Gaming for Good

Do you consider yourself a gamer? Think carefully about how you answer that question, as the reality may surprise you. The typical definition of 'gamer' is usually someone who looks a little something like this --> But the reality is that games have begun to infiltrate our lives to the point that we don't always recognize when we are playing one. The Entertainment Software Association's 2011 Report found that 72% of American households play computer of video games, with the average game player being 37 years old. Female gamers are also on the rise, making up a whopping 42% of game players. With so many people online, gaming can and is being used to spur some pretty amazing ideas and initiatives.

PSFK recently released a study on the Future of Gaming. Since it costs $150 and I'm low on cash this month, I perused the abbreviated version, posted below. It covers off all of the major gaming mechanics and tactics and includes a bunch of pretty amazing examples.

PSFK Future of Gaming Report [Preview]

View more presentations from PSFK

There are a few that I really wanted to draw attention to for their ability to take game mechanics and turn them into real, applicable and useful tools to further our society and do good.
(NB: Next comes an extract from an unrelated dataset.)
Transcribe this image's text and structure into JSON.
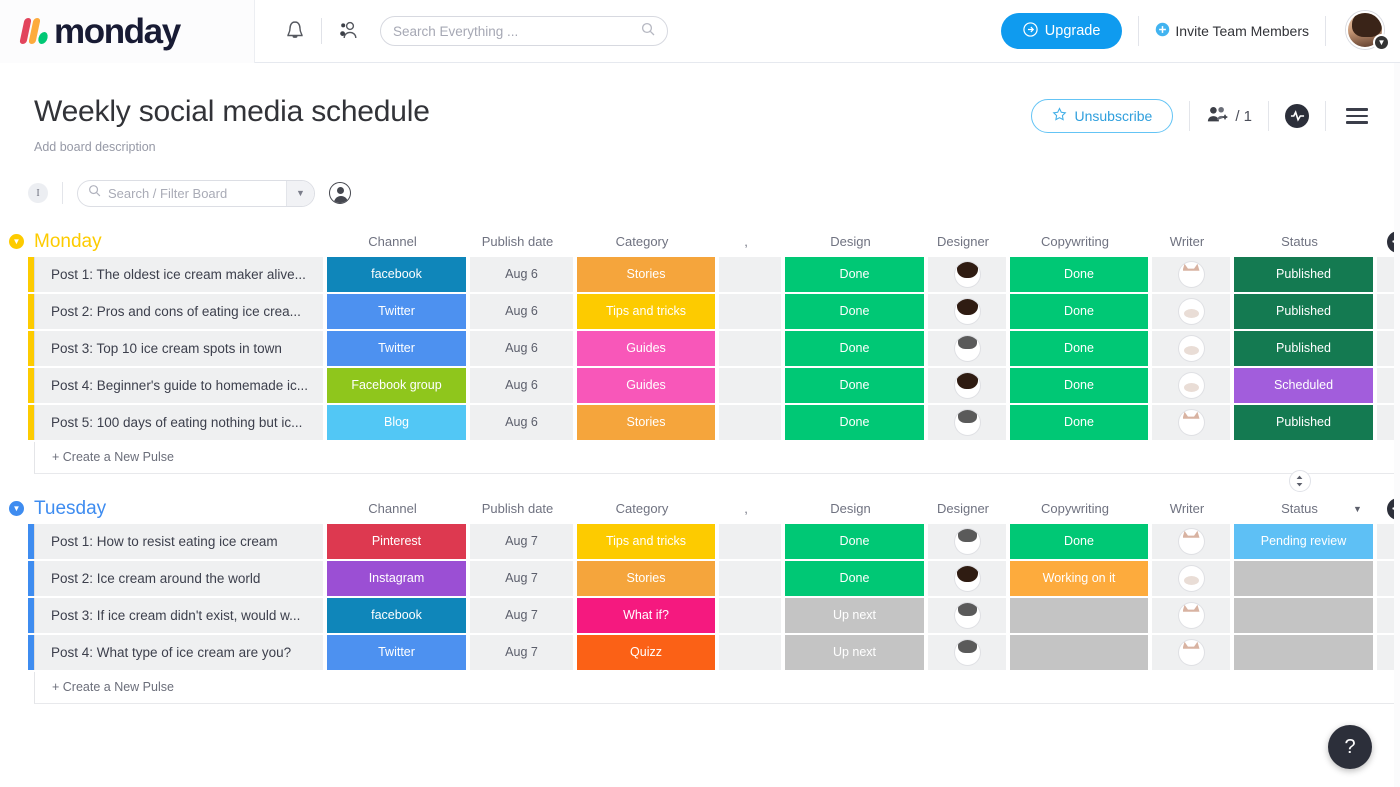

1. Realitree: A digital manifestation of our local environments and the role that we play in keeping it healthy. Realitree is a huge projection of a

tree and it's surroundings (sky, earth, etc.) that thrives and suffers based on the health of its surroundings. It takes into account news media so that stories that are in conflict with climate reality decrease the visible health of the tree and expose agents of the fossil fuel industry who propagate smears and lies.  Groups, cities and even countries can compete across social networks for the healthiest image of their environment.

2. A web based platform that allows users to compete against each other to design new proteins. This work can be used to help spur innovation in curing diseases such as AIDS/HIV, Alzheimer's and Cancer. Researchers recently engaged gamers to compete in configuring an enzyme structure related to AIDS/HIV. The result: A breakthrough structure in a matter of weeks that had stumped scientists for years. Big win for collaborative gaming!

3. Astronaut: Moon, Mars and Beyond: A collaborative game from NASA intended to grow interest around science, math, technology and engineering. The game is set in a fictional community in the year 2035 and allows players to undertake authentic solar system exploration using resources like NASA's Astronaut Handbook and complete renditions of real Mars exploration missions. I know this is definitely up one Blog Campaigner's alley (@parkernow)

4. Interactive Ping Pong: This one is a little less "for the good of the people" but still a pretty cool idea. An advertising campaign for McDonalds in Sweden asks pedestrians to play ping pong on a giant screen in Stockholm Square. Pedestrians download an app and play an interactive game of ping pong using their mobile phone and the billboard. If a player can play for 30 seconds or more, a McDonalds coupon is sent to their phone.

If all the predictions hold true, some pretty incredible initiatives should come to life all thanks to gaming.

What examples of gaming have inspired or amazed you so far?